それで、彼女は科学者なんだから、STAP細胞について研究していて、それが本当にあれば素晴らしいし、やはり無かったということであれば、「無かったんだ」というだけのことだと思うんです。何だか小保方さんを批判している人って、すごく定型的な批判をするじゃないですか。
山本:「不適切な方法で卒業している」とか、「自分はこんなに苦労しているのにあいつはD論もまともにやらないで博士号を取っている」とかですよね。ざっくり言うと、従来のフレームワークで学術研究をやってきた人からすると、彼女はフレームからはずれすぎていて、異物なんだと思います。
茂木:僕は「はずれている」こと自体はおおいに結構だと思う。むしろ「はずれている」ことを許容できないことが問題だと思うんですよ。
勘違いしてほしくないのは、僕はね、別に小保方さん支持じゃないんですよ。テレビのお笑い番組で放送するかどうかでもめる前から、小保方さんをネタにしたコントを作ってyoutubeで流したり、バカンティ教授は略して「バカ教授」でいいんじゃないの? なんて言っていたくらいです。でも、それとこれとは別なんです。「大学の自治をどこまで尊重するか」といった判断はあくまでも冷静な観点からするべきだと思うんですよ。
評価基準は必要か、不要か
山本:そこは従来のフレームワークを大事に思うかどうかだと思うんです。つまり、大学における評価の仕組みの成り立ちや、優秀な学生を選抜するための定型的なメジャーを信用するかしないかの差だと思う。
茂木:僕は大学のそういうメジャーをまったく信用していないんです。
山本:私はいくら私学と言えども、大学のように公共的な性格を持つ組織である場合、納得性のある基準を建前上もっておかないとまずいんじゃないかと思うんですよ。

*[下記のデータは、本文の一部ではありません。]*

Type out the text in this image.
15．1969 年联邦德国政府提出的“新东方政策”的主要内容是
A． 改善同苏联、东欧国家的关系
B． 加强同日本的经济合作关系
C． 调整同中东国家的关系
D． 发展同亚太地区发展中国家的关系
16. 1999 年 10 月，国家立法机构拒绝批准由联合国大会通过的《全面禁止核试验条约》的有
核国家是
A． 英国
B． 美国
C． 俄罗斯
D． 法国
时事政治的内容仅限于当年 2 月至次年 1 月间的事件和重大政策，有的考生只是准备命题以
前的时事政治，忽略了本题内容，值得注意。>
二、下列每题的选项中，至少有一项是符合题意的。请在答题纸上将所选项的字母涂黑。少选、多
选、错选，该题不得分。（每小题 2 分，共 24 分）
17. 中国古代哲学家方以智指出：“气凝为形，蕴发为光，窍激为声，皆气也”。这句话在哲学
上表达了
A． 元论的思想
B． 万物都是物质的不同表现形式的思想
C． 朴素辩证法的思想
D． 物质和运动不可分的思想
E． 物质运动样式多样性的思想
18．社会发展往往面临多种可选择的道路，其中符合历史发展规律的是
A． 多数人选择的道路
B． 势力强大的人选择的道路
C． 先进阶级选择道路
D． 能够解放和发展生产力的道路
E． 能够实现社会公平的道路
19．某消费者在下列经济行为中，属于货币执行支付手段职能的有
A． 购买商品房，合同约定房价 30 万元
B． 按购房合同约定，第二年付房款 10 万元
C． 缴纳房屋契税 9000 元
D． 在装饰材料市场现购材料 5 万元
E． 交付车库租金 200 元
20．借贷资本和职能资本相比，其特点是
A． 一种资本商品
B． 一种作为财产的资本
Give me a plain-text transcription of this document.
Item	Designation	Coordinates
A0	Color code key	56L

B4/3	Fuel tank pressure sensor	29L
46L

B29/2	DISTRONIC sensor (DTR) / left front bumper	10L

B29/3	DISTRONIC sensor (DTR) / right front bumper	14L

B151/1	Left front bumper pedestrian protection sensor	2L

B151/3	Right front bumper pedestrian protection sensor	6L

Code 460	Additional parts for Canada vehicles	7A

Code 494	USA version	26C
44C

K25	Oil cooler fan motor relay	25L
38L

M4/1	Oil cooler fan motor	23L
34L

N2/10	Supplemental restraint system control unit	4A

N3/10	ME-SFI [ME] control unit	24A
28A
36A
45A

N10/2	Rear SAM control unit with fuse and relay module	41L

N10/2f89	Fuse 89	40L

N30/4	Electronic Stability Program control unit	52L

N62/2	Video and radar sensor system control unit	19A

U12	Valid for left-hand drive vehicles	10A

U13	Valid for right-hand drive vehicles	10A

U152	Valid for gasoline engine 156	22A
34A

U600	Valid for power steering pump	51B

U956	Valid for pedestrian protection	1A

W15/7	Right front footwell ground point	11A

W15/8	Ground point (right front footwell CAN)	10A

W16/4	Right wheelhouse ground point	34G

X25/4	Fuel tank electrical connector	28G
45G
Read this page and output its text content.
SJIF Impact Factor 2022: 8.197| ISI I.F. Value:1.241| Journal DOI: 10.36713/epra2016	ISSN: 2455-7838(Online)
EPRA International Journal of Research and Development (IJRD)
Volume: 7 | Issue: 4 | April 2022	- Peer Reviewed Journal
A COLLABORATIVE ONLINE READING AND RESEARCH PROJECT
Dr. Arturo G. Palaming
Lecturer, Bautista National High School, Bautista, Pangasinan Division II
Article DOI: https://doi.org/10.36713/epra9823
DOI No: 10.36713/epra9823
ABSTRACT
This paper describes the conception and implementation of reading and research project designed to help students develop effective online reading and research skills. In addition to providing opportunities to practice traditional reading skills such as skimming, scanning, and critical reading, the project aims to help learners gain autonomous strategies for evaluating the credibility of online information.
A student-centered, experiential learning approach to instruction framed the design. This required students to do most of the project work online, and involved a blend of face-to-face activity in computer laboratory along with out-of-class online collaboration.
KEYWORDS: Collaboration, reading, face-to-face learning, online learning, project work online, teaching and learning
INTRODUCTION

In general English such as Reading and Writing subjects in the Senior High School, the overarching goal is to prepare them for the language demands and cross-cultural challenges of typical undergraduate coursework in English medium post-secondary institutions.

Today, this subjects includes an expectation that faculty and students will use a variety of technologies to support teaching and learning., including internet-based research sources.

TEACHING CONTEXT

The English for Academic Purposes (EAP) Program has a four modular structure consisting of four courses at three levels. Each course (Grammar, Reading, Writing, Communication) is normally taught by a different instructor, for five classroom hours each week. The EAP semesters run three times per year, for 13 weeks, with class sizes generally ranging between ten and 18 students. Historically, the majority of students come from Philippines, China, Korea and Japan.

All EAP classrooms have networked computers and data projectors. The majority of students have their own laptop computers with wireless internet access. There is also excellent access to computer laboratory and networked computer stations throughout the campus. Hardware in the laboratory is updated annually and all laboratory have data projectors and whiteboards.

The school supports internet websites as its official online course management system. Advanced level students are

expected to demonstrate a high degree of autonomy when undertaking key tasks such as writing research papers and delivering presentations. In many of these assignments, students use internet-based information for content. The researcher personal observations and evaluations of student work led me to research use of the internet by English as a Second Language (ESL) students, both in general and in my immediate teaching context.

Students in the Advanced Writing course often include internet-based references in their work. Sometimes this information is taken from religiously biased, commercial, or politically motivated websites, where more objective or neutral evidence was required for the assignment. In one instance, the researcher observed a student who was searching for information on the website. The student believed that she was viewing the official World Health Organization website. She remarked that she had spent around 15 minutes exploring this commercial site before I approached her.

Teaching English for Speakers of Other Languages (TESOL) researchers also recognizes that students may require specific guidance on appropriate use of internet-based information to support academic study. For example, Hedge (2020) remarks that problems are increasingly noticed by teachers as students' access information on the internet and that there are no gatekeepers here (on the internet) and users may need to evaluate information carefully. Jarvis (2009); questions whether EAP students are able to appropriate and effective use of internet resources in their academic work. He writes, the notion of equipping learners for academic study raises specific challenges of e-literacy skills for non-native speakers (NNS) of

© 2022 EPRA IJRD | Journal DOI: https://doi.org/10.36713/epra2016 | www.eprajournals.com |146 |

茂木:僕は、むしろ同一基準をあてはめるのが絶対におかしいと思う。「リバタリアン」的な世界観は、もちろん行き過ぎてしまえばマズいけれども、ある程度は許容すべきだと思っている。日本って、本当の意味での「自己責任」を持たせてくれない社会という気がするんですね。「それぞれ個人がやりたいようにやって、競争して、結果としていいものが残る」というのがいいんじゃないかと思う。